There are many reasons for a deteriorating market:  Fed monetary tightening, slowdown in housing, slowing growth in China, threat of increasing tariffs with China, Brexit, increasing business and consumer debt, and so on.

However, what matters is not so much what is happening in the news, but how the market reacts to the news.  The Fed increased their rate from 2.25% to 2.50%, an increase of only 0.25% and an interest rate that is still very low.  However, after the Fed increased their rate in December, the Dow dropped 1000 points in a single day!  Due to how the market reacted to the news, I believe the market is speaking volumes about expectations for the economy in 2019 and 2020.

Relative momentum is highest with bonds now, indicating a flight to safety.

Dual momentum indicators follow:

Global Equities Momentum

Type ETF Year over year performance Price
Bonds AGG 0.09% $106.49
S&P 500 SPY -4.57% $249.92
International VEU -14.18% $45.58

(Closing prices as of 31 December 2018.)

At times like these, it is important to have a disciplined approach to investing.  Any successful approach to investing will have drawdowns from time to time.  The key is to keep those drawdowns to a minimum, and dual momentum historical drawdowns are significantly less than buy and hold.

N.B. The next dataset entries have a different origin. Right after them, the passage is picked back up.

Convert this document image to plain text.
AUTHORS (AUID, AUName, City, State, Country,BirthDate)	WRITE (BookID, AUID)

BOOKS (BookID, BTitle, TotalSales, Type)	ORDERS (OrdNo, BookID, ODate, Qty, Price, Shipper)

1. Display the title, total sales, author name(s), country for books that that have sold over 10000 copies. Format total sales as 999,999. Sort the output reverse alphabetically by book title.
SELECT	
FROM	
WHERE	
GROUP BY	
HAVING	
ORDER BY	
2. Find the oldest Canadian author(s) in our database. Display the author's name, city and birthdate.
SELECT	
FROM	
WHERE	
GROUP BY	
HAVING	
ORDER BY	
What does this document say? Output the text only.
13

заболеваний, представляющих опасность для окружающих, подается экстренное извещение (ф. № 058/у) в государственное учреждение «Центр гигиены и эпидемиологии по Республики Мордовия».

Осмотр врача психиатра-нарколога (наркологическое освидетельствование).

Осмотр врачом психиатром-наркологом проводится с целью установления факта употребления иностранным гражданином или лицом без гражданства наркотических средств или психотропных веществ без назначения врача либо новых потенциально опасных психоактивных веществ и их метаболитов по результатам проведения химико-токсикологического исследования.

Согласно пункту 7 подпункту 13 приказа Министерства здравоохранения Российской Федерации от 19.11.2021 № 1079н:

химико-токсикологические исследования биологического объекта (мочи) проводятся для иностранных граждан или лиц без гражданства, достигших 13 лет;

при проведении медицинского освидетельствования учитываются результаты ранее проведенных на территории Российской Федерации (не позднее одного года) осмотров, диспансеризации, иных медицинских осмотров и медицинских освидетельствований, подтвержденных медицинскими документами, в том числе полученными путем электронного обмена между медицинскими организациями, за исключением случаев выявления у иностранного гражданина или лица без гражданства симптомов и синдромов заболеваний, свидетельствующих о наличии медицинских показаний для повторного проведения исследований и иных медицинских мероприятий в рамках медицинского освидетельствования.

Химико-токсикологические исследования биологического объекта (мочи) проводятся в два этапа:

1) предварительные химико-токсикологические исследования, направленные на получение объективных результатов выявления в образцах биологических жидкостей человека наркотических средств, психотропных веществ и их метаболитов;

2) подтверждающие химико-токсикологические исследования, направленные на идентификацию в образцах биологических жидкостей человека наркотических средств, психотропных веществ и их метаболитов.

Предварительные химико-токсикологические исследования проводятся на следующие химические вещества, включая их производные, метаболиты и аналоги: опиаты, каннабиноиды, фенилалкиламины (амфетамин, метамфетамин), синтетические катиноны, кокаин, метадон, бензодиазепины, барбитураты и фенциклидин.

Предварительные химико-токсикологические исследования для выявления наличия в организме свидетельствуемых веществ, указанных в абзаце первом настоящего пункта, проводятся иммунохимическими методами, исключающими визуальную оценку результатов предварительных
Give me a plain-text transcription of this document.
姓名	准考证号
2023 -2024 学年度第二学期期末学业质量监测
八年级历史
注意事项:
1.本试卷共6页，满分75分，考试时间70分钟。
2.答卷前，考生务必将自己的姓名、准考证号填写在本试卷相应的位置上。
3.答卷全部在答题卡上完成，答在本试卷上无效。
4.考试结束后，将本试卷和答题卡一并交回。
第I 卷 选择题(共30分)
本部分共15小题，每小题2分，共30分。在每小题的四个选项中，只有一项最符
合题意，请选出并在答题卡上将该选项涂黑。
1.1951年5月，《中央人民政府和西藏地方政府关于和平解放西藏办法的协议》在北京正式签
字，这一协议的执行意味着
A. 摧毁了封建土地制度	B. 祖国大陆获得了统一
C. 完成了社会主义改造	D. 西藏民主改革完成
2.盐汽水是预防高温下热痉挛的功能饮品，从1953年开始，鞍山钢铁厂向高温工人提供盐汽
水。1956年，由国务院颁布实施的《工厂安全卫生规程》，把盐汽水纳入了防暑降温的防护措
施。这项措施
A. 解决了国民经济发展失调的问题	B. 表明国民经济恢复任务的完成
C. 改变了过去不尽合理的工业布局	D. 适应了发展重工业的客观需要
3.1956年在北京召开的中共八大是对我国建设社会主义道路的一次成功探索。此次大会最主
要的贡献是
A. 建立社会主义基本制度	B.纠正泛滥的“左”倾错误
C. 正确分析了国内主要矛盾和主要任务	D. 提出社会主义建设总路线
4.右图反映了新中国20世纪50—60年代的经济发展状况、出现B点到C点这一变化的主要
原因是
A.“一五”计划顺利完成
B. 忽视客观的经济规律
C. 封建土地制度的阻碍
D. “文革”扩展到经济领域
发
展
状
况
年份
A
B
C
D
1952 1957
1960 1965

The foregoing article expresses my opinions only and does not constitute financial advice.  You can take my opinions for what they are worth – my opinions.  Even though I work for Wells Fargo, I am not a trained financial professional and the foregoing does not constitute financial advice.  If you have any doubts as to the merits of a potential investment, you should seek the advice of a competent advisor.